Травы, соприкасаясь с огнём, источают благовония. Бабуля заканчивает молиться, убирает обожжённые стебельки в резной ларчик и хранит для лечения разных болезней. Свеча же прячется в дальний угол (разыскивается лишь для того, чтобы дать в руки умирающему).

Хата разряжена спозаранку, что девка на выданье. Пахнет цветочным сенцом: отец окосил Мишкин бугор. Притащил хоботную охапку лютиков, колокольчиков да кашки. Полы устланы цветами. Стол накрыт весёлой скатертью, расшитой синеглазыми васильками, пшеничными колосками да молочными ромашками. Красиво и радостно.

Повсюду берёзовые косицы. В сенцах тоже благоухают травы. Тут и мимоза нашенских оврагов – прогорклая полынь, и лесная затворница – душица, и дикая мята-мелисса, и терпкий любимец ребятни – анис.

А за окнами – липы в цвету. Тихий летний вечер. Ещё сильнее раздушиваются в палисаде махровые жасмины.

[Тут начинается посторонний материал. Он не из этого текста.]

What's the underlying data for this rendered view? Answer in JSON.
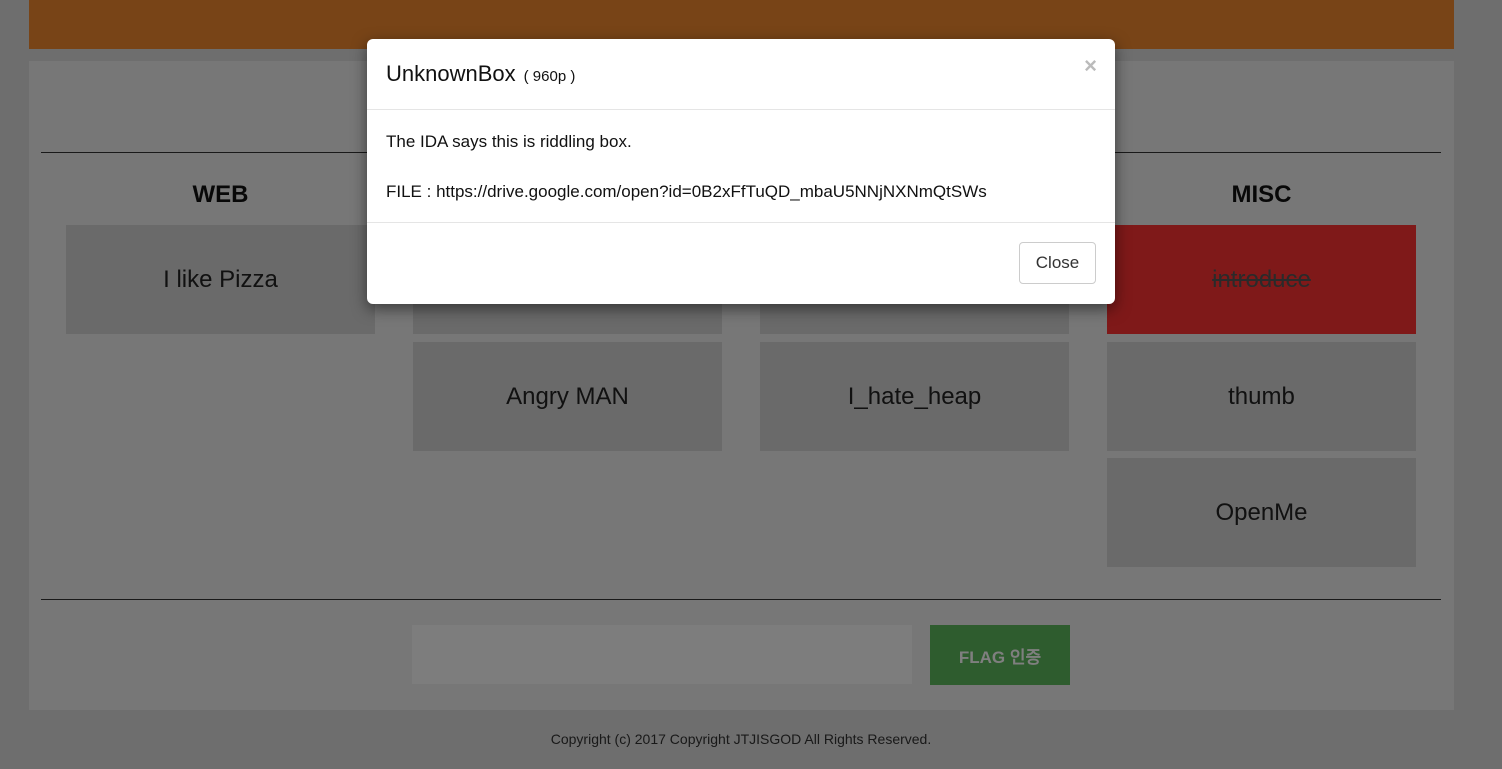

Кремовые пионы приманивают своим колдовским ароматом десятки изумрудных светлячков, охочих до их вкуснющего клейкого лакомства.

Чуден и прекрасен твой мир, Господи! Век бы сидеть на лавочке у крылечка, слушать перещёлк неумолчного соловья, дышать не надышаться дедовой махровой черёмухой, купаться в ароматах резеды и притулившихся в тенёчке под кряжестой дулькой заблудших когда-то из Ярочкина леска белоснежных ландышей, сдув к противоположному краю пушистую пену, пить прямо из ведёрка пахнущее Зорькой парное…

* * *

Природа, предчувствуя неминучие холода, в середине июня торопится жить в полную силу. В ночь на Ивана Купала поспевает большинство целебных трав.

Бабуля ходит по вечерней заре и, различая в сумерках лишь по ароматам нужные травки, собирает их целую плетушку. Поутру связывает пучками и развешивает в полумраке на амбарном чердаке, «на вольном духу». Тут же подсыхают пахучие связки белых да подберёзовиков, проветриваются какие-то душистые коренья.

Из молодых сосновых шишек варим на сурепочном меду снадобье-варенье. Скольких на деревне поднимает бабуля своими микстурами от простуд! Пахнет смолой. Забористый сосновый дух пробирается во все уголки нашей кухоньки, ползёт за ворота.

В теньке под сиренью усаживаемся перебирать луговую землянику. Ягоды переспели, аж вишнёвые. Нюхаю выкрашенные земляникой ладони. Что за дух! Пахнет лесом, землёй, летом, солнцем, июньскими грозами, чем-то очень любимым, знакомым с раннего детства.

А бабуля тем временем толкует о том, что солнце в этот день выезжает из своих чертогов на трёх конях: серебряном, золотом и бриллиантовом. Пляшет «Русскую», рассыпает в небесах огненные звёзды и едет к супругу месяцу.

Видать, она взаправду во всё это верит, если вечером на Ивана Купала, запалив во дворе костёр, сжигает на нём дедушкину рубашку, в которой лежал он хворый прошлую зиму, «чтоб болесть не возвернулась». Потом идёт в дом, молится у иконки Иоанна Крестителя, чтобы зло в эту ночь не смогло причинить вреда нашей деревне.